The UK financial services industry has yet again blotted its copybook. This time HSBC's name has been added to the "wall of shame".

The Financial Services Authority (FSA) have fined HSBC £10.5M, and ordered it to pay £30M in compensation, for mis-selling investment products to elderly customers needing long term care.

The FSA said that between 2005 and 2010, a subsidiary of HSBC, NHFA (previously known as the Nursing Home Fees Agency) advised 2,485 customers to invest in investment bonds, and other asset-based products, to fund long-term care costs.

The average age of these customers was 83, a sample review suggested that almost 90% of these cases were mis-sold.

The average amount invested per customer was about £115K.

The FSA ruled that this advice was unsuitable, because these products were designed to be held for a minimum of five years. However, many of these customers were not expected to live this long!

Coupled with the disgraceful mis-sale of this unsuitable product was the fact that the product had charges.

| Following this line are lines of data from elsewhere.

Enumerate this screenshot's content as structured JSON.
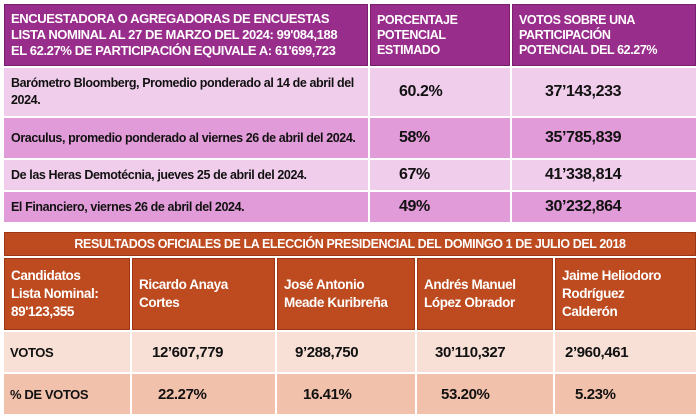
{
  "polls_table": {
    "header": {
      "col1_lines": [
        "ENCUESTADORA O AGREGADORAS DE ENCUESTAS",
        "LISTA NOMINAL AL 27 DE MARZO DEL 2024: 99'084,188",
        "EL 62.27% DE PARTICIPACIÓN EQUIVALE A: 61'699,723"
      ],
      "col2_lines": [
        "PORCENTAJE",
        "POTENCIAL",
        "ESTIMADO"
      ],
      "col3_lines": [
        "VOTOS SOBRE UNA",
        "PARTICIPACIÓN",
        "POTENCIAL DEL  62.27%"
      ]
    },
    "rows": [
      {
        "pollster": "Barómetro Bloomberg, Promedio ponderado al 14 de abril del 2024.",
        "percent": "60.2%",
        "votes": "37’143,233"
      },
      {
        "pollster": "Oraculus, promedio ponderado al viernes 26 de abril del 2024.",
        "percent": "58%",
        "votes": "35’785,839"
      },
      {
        "pollster": "De las Heras Demotécnia, jueves 25 de abril del 2024.",
        "percent": "67%",
        "votes": "41’338,814"
      },
      {
        "pollster": "El Financiero, viernes 26 de abril del 2024.",
        "percent": "49%",
        "votes": "30’232,864"
      }
    ]
  },
  "results_table": {
    "title": "RESULTADOS OFICIALES DE LA ELECCIÓN PRESIDENCIAL DEL DOMINGO 1 DE JULIO DEL 2018",
    "label_header_lines": [
      "Candidatos",
      "Lista Nominal:",
      "89'123,355"
    ],
    "candidates": [
      {
        "name_lines": [
          "Ricardo Anaya",
          "Cortes"
        ],
        "votes": "12’607,779",
        "percent": "22.27%"
      },
      {
        "name_lines": [
          "José Antonio",
          "Meade Kuribreña"
        ],
        "votes": "9’288,750",
        "percent": "16.41%"
      },
      {
        "name_lines": [
          "Andrés Manuel",
          "López Obrador"
        ],
        "votes": "30’110,327",
        "percent": "53.20%"
      },
      {
        "name_lines": [
          "Jaime Heliodoro",
          "Rodríguez",
          "Calderón"
        ],
        "votes": "2’960,461",
        "percent": "5.23%"
      }
    ],
    "votes_label": "VOTOS",
    "percent_label": "% DE VOTOS"
  },
  "colors": {
    "poll_header": "#992d8c",
    "poll_row_light": "#f1cdec",
    "poll_row_dark": "#e29bd9",
    "results_header": "#bd4b1f",
    "results_votes_row": "#f8e0d6",
    "results_percent_row": "#f2c1ac"
  }
}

The Telegraph quotes Tracey McDermott, acting director of enforcement and financial crime said:

"NHFA was trusted by its vulnerable and elderly customers, It breached that trust to sell the unsuitable products. This type of behaviour undermines confidence in the financial services sector.

This penalty should serve as a warning to firms that they must have the right systems and controls in place to manage and identify risks when they acquire new businesses. A failure to do so can lead not only to detriment to their customers but to significant reputational and regulatory cost."

Well done HSBC for "enhancing" the reputation of Britain's financial services industry!